Conscient qu’il ne rachète pas n’importe quelle équipe et soucieux de ne pas vivre à son tour l’impopularité de Mme Louis-Dreyfus, l’homme d’affaires a toutefois préparé un discours parfaitement calibré pour une ville avide de bonnes nouvelles. Alors que l’OM est actuellement onzième du championnat de Ligue 1 (un nul, une défaite, une victoire en trois matchs) et que les supporteurs marseillais restent plombés par la piteuse treizième place de la saison dernière, M. McCourt a affiché toute son ambition. Accompagné dans le bureau du maire de Marseille par l’un de ses « poissons pilotes » français, Jacques-Henri Eyraud, propriétaire du journal Paris Turf, qui s’est chargé de la traduction, l’Américain a brossé le fan olympien dans le bon sens. « C’est un jour heureux pour ma famille et moi », a assuré le promoteur immobilier et ancien propriétaire de la franchise de base-ball des Dodgers de Los Angeles (2004-2012).

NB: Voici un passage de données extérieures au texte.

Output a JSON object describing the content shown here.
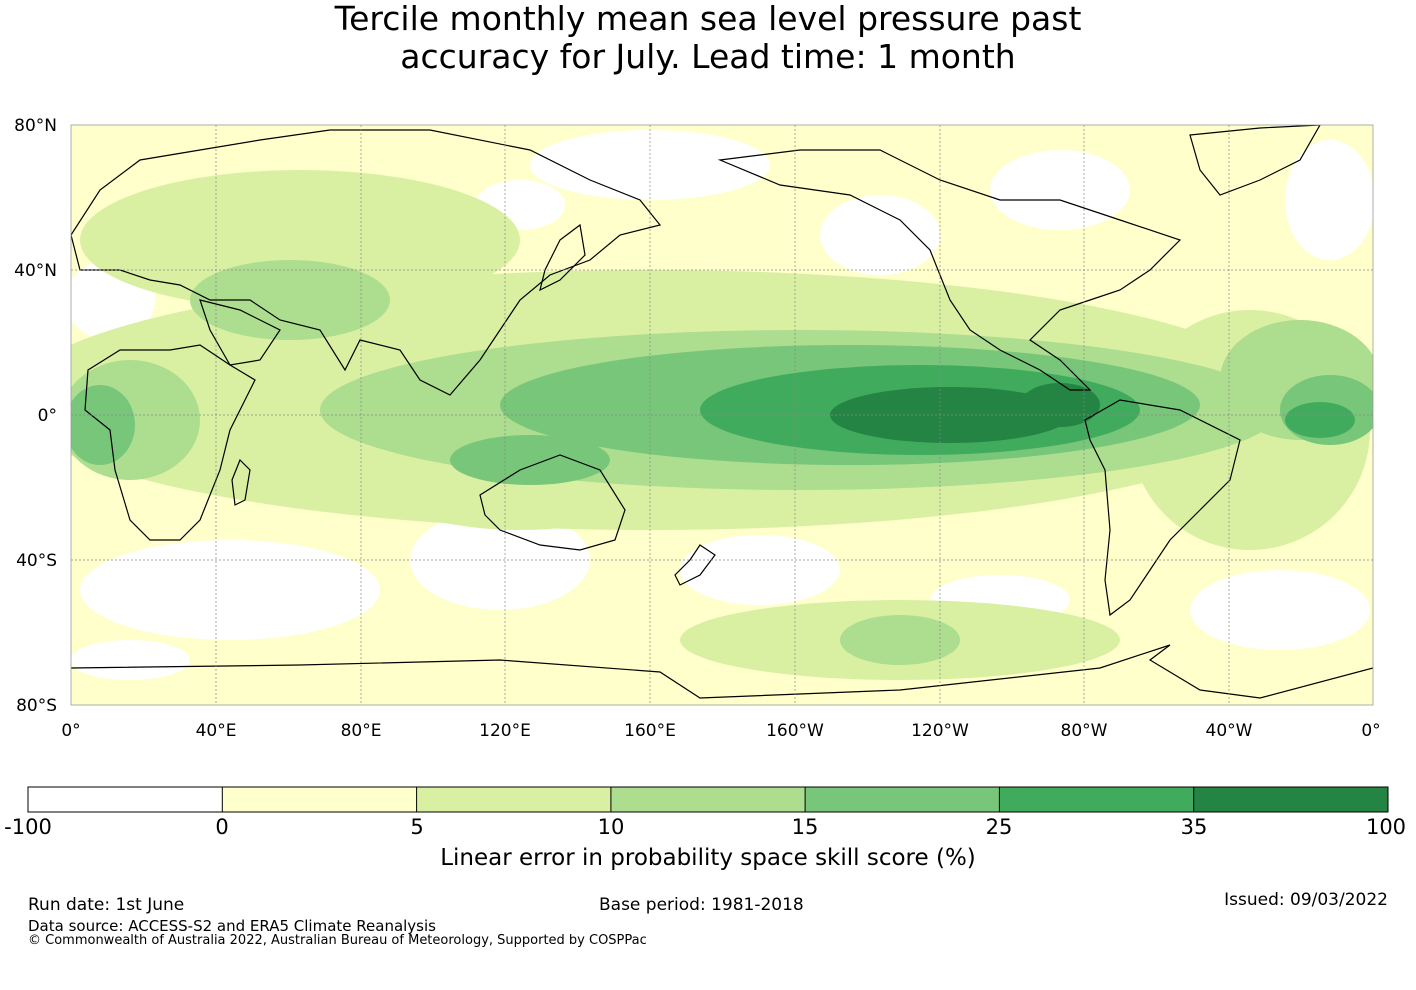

« Je sais qu’on ne possède pas un club comme Marseille. Il y a beaucoup de parties prenantes à l’OM – les supporteurs, la ville, le staff technique, les collaborateurs… – et, en tant que serviteur de ce club, je compte les représenter », a assuré M. McCourt. L’investisseur américain a ensuite décliné son plan « OM champion project » en quatre points : « Bâtir une équipe qui joue le titre de champion de France chaque année » ; « créer la meilleure expérience pour les supporteurs en Ligue 1 » ; « être un modèle au sein de sa communauté et de sa ville » ; et, enfin, « bâtir une organisation solide et pérenne sur le terrain comme en dehors du terrain ». Un discours que M. McCourt n’a pas accompagné de chiffres et qui rappellera sûrement aux plus vieux supporteurs de l’OM, celui de Robert Louis-Dreyfus à son arrivée au club.

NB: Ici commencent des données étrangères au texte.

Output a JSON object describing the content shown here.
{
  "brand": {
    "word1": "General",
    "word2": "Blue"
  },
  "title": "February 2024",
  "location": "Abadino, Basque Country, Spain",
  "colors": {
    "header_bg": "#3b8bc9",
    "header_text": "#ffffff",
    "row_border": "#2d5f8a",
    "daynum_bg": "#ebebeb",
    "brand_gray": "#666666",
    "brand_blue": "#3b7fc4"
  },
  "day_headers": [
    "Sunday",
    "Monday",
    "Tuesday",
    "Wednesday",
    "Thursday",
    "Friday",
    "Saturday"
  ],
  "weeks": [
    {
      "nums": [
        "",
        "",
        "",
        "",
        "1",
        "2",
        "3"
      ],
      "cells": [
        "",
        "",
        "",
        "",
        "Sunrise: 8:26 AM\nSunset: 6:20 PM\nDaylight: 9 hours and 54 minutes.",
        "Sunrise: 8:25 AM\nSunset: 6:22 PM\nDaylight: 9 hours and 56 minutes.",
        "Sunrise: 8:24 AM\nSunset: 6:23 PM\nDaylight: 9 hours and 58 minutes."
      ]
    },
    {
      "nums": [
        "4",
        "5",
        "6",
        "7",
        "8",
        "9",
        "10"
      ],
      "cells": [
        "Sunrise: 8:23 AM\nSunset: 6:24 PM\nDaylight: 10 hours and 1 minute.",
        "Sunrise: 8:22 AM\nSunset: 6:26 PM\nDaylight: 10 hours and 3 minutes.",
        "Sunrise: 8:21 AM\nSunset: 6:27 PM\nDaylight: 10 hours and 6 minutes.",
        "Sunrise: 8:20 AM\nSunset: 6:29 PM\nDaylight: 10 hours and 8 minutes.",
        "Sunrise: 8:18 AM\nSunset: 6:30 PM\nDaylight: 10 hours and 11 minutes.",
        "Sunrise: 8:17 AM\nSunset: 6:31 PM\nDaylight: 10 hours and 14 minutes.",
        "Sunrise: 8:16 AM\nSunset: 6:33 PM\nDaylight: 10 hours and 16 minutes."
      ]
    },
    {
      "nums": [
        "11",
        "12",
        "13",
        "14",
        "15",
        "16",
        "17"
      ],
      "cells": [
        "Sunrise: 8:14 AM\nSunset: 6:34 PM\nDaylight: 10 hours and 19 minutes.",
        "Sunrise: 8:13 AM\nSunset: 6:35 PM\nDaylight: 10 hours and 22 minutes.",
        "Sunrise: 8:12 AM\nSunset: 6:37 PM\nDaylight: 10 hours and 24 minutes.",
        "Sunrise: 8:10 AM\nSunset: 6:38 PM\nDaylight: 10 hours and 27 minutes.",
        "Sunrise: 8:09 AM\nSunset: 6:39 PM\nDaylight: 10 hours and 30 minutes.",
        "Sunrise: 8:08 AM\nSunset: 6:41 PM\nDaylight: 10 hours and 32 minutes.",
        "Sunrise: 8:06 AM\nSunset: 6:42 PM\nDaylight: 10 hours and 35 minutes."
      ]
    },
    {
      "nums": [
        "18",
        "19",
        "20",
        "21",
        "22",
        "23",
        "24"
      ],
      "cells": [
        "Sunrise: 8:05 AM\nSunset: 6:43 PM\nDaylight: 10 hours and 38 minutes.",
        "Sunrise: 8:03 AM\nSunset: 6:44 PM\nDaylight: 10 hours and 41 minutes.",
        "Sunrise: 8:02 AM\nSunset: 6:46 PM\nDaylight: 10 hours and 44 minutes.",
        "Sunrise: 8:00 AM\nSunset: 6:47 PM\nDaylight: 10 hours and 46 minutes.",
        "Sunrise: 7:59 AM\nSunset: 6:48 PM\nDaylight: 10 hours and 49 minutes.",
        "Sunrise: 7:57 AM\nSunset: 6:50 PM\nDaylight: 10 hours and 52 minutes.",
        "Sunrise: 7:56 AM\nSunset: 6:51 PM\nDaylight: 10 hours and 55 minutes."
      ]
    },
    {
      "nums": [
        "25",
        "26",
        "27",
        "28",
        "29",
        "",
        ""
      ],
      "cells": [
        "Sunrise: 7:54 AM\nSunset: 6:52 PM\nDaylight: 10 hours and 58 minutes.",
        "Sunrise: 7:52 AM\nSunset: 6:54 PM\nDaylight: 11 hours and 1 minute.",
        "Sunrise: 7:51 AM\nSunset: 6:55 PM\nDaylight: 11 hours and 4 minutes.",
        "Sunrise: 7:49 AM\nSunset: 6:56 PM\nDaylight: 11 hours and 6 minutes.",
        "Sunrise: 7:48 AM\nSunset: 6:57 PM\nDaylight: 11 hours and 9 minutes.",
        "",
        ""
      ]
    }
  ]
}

Ravi de voir enfin ce dossier épineux évoluer dans un sens positif, Jean-Claude Gaudin s’est dit ravi que le futur propriétaire du club soit « un chef d’entreprise et non un de ces fonds de pension américain, chinois ou je ne sais quoi ». Le maire de Marseille a toutefois conclu en transmettant à Frank McCourt le fond de la pensée des Marseillais aujourd’hui : « Et maintenant, il faut gagner ! »

En attendant l’arrivée effective de son nouveau patron et de potentielles arrivées de joueurs lors du mercato de décembre, l’OM devra toutefois faire avec l’équipe dirigeante et l’effectif en place.